Il a élaboré cette année une superbe méthode traditionnelle qui embaume
la brioche. La bouche est équilibrée, d'une grande subtilité, et la
finale d'une longueur infinie, toujours sur des accents de viennoiserie.
Les desserts nous rappellent que Jacky Ribault a travaillé longtemps avec Pierre Hermet. Tout d'abord un crémeux au chocolat de Sao Tomé à 65% avec une fine tuile croustillante, gel cacao, et siphon de Mascarpone. Puis une figue de Solies Pont dans le Var, cuite au four, jus de mures, compote de figues, Gwelle et Opaline, Charbon de bambou.
Le gwell est une spécialité traditionnelle très ancienne, originaire du Finistère. Il s'agit de « gros lait », un lait fermenté de production fermière, fabriqué à partir de lait entier de vache de race Pie noir. Le gwell rappelle les yaourts bretons d'autrefois, avec un goût et une texture très spécifiques, de type « yaourt bulgare ». L'Opaline est un fromage au lait cru de vache, à pâte molle et à croûte naturelle, créé et affiné par Jean-François et Virginie Dubois dans les caves de la Citadelle d'Arras dans le département du Pas-de-Calais en région Hauts-de-France. C'est un fromage cylindrique enrichi de crème et aromatisé, en son cœur et sur sa croûte, aux algues de la côte d'Opale. Sa croûte fine est recouverte d'un beau duvet blanc uniforme orné des brins d'algues aux couleurs offrant un joli dégradé du jaune vert au brun marron.

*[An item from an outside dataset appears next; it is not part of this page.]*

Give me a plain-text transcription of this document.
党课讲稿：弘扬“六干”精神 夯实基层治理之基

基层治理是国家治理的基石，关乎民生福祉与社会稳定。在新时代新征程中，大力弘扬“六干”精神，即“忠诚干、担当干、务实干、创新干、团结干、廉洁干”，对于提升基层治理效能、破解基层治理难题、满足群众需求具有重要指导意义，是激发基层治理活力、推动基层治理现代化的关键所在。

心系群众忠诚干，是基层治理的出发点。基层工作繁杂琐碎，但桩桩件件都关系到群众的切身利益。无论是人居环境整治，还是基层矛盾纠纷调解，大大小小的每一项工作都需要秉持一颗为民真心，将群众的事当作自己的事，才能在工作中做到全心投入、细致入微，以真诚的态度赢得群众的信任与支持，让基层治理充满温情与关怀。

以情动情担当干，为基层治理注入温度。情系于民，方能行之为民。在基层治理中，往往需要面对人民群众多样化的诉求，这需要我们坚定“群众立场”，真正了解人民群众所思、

Pour finir, quelques mignardises, un chocolat nocciola (noisettes du Piémont, je présume) et Kaki confit épicé de piment d'Espelette.Superbe endroit, belle table qui pourrait ambitionner la deuxième étoile, et un sommelier particulièrement remarquable : il a de la bouteille, c'est sur mais n'étale pas sa science, il est tranquille, câline les vins qu'il conseille, un bonheur : c'est très différent de Charlotte qui officiait à l'Atelier Yssoirien avant de prendre un nouvel envol chez Régis Marcon mais les deux savent partager leur passion et les viticulteurs qu'ils aiment. Nous reviendront souvent, enfin quand nous"monterons" à Paris.